This is very interesting.
It seems there is always this tension between the tone we 'want' and the needs we have. Like being the only electric guitarist means wanting a really huge and 3D sound but the minute you have one or two other guitarists to work around, the frequency spectrum needs to narrow significantly to accommodate it. It's also the case where live, you don't want excess frequencies outside the mids just so that people can actually hear what is being played.
I find that when I'm the only player and I'm doing lower gain stuff, I like my Godin LG with Seymour Duncans. The guitar sounds 'thicker' and 'beefier' for this sort of a sound, which is an asset. For high gain stuff, it gets muddy, sloppy, undefined, and very loose. The very things that I like about it become huge drawbacks once I start trying to work with a different genre.
The Les Paul sounds 'thin' and 'midrangey' for the low gain sounds but when I pile on the gain it is tight, articulate, bright, with great string separation and a wonderful pick attack. Perfect for High Gain.

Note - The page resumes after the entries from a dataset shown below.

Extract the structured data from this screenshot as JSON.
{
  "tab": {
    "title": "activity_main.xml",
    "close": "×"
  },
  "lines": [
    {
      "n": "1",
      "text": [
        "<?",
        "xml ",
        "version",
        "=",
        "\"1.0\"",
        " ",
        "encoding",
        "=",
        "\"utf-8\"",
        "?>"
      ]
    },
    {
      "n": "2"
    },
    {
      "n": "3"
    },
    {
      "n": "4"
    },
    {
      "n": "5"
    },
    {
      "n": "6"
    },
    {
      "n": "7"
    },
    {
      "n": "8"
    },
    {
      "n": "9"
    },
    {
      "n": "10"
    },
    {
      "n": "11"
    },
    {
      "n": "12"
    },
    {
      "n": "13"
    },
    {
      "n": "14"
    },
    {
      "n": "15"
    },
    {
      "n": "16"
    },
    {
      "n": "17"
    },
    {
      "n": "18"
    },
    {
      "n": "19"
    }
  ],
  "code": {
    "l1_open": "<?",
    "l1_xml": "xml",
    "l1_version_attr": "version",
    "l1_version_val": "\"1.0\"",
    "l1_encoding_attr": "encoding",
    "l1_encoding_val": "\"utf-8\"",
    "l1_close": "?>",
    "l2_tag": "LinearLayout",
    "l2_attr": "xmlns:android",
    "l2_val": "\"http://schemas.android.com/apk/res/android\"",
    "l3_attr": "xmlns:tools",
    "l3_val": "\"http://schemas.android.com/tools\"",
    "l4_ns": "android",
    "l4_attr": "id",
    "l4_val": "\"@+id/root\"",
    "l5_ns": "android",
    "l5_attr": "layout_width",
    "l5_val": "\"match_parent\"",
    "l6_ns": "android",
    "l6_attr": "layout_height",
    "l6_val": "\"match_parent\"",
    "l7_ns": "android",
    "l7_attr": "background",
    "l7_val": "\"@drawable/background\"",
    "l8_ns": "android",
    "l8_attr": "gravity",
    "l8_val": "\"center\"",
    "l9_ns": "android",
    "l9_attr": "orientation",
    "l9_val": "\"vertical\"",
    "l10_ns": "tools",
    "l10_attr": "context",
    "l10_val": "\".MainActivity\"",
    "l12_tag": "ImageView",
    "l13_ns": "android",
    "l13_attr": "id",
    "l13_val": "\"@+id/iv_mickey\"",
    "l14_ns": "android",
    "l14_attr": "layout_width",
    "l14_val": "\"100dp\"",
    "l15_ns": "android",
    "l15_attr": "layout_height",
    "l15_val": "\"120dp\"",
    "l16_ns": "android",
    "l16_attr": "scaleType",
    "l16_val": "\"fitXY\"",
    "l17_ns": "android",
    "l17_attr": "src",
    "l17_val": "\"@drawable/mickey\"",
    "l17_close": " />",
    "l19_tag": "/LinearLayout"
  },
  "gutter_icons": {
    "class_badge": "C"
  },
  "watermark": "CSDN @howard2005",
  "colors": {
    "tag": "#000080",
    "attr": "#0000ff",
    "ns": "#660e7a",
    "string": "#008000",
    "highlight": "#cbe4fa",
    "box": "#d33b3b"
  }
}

I'm thinking of doing a warmoth project at some point and I've been thinking a lot about what I'd want an instrument to do that my other guitars do not do. A maple neck, rosewood fingerboard, and alder body sound like a good idea. I'd like an A-Pig or a Jugg in the bridge, I think. Hard to know what to do because I can't predict the tone of the guitar once built and then I can't predict how it would work with my amp. Reading these reviews gives a lot of ideas for sure but I'm still a bit fuzzy on what I'd like.